Hello, I am looking for someone to write an essay on Using the IS-LM model, explain the different views, held by Monetarists and Keynesians, about the effectiveness of fiscal and monetary policies. In you view, which one of these two approaches is more convincing and why. It needs to be at least 2500 words.

At this point, when aggregate demand for goods rises, the assumption is that firms are willing to hire more workers in the short run to produce the extra output and meet the expanded demand. The long run equilibrium is where labor market is in equilibrium and full employment. This means that if there is higher demand, firms will increase prices until they hire the optimal amount of workers that will produce the potential level of output.

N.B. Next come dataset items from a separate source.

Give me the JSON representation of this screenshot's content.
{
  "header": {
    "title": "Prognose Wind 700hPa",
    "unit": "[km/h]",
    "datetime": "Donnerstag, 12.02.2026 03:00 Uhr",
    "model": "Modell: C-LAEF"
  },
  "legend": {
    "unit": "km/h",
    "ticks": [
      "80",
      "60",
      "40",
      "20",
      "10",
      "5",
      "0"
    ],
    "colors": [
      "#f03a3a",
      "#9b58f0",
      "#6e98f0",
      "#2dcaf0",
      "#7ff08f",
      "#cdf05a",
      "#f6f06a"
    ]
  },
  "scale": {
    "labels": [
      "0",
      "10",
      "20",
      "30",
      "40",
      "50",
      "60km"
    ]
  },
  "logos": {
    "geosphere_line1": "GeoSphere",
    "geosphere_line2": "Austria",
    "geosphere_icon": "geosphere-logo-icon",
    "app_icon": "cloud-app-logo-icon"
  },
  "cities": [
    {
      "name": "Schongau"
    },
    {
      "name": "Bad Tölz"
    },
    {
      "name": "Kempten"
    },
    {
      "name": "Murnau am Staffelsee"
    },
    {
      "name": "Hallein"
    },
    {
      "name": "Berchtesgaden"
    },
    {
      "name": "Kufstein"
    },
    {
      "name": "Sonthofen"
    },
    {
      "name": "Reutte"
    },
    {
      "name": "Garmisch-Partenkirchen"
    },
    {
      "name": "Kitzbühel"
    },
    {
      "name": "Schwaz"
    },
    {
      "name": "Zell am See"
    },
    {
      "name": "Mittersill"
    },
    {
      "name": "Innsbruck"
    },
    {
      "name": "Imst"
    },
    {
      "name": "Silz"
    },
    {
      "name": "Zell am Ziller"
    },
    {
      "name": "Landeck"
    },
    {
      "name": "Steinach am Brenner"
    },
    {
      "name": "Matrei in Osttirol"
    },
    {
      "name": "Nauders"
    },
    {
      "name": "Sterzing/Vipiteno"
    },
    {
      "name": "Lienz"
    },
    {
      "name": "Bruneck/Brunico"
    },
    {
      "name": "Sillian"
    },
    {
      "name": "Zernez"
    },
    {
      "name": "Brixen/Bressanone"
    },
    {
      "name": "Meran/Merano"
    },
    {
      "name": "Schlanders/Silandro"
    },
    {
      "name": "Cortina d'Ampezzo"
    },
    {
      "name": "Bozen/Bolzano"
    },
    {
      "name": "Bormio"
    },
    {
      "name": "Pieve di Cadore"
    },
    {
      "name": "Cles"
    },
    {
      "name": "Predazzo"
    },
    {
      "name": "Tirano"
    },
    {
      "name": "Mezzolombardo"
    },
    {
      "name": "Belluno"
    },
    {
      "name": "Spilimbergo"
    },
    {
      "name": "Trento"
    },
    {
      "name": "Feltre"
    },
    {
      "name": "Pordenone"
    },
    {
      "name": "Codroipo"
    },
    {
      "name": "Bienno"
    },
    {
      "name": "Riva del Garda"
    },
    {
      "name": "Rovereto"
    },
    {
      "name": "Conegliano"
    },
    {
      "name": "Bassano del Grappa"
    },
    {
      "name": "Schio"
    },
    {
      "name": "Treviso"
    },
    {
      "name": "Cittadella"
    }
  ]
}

Keynesians and Monetarists have disagreed on many policy issues, one of them being the fiscal and monetary policies. Controversy exists between Keynesians and Monetarists as to the strength and effectiveness of fiscal & monetary policies with each having a differing point of view. The debate between Keynesian and Monetarist theories concerning fiscal and monetary policies might seem academic but its implications are actually relevant to both everyday investment decisions and economic policy. Keynesians claim that both are potent weapons and how much they affect the economy depends upon circumstances. They add that fiscal policy works faster than monetary policy. On the other hand, Monetarists1 claim that the effect of fiscal policy is weak while that of the monetary policy is strong. They further assert that monetary policy works faster. Therefore, a clear understanding the major contrasts in the two schools of thought in macroeconomics will help in the assessments of risk and expectations for economic growth.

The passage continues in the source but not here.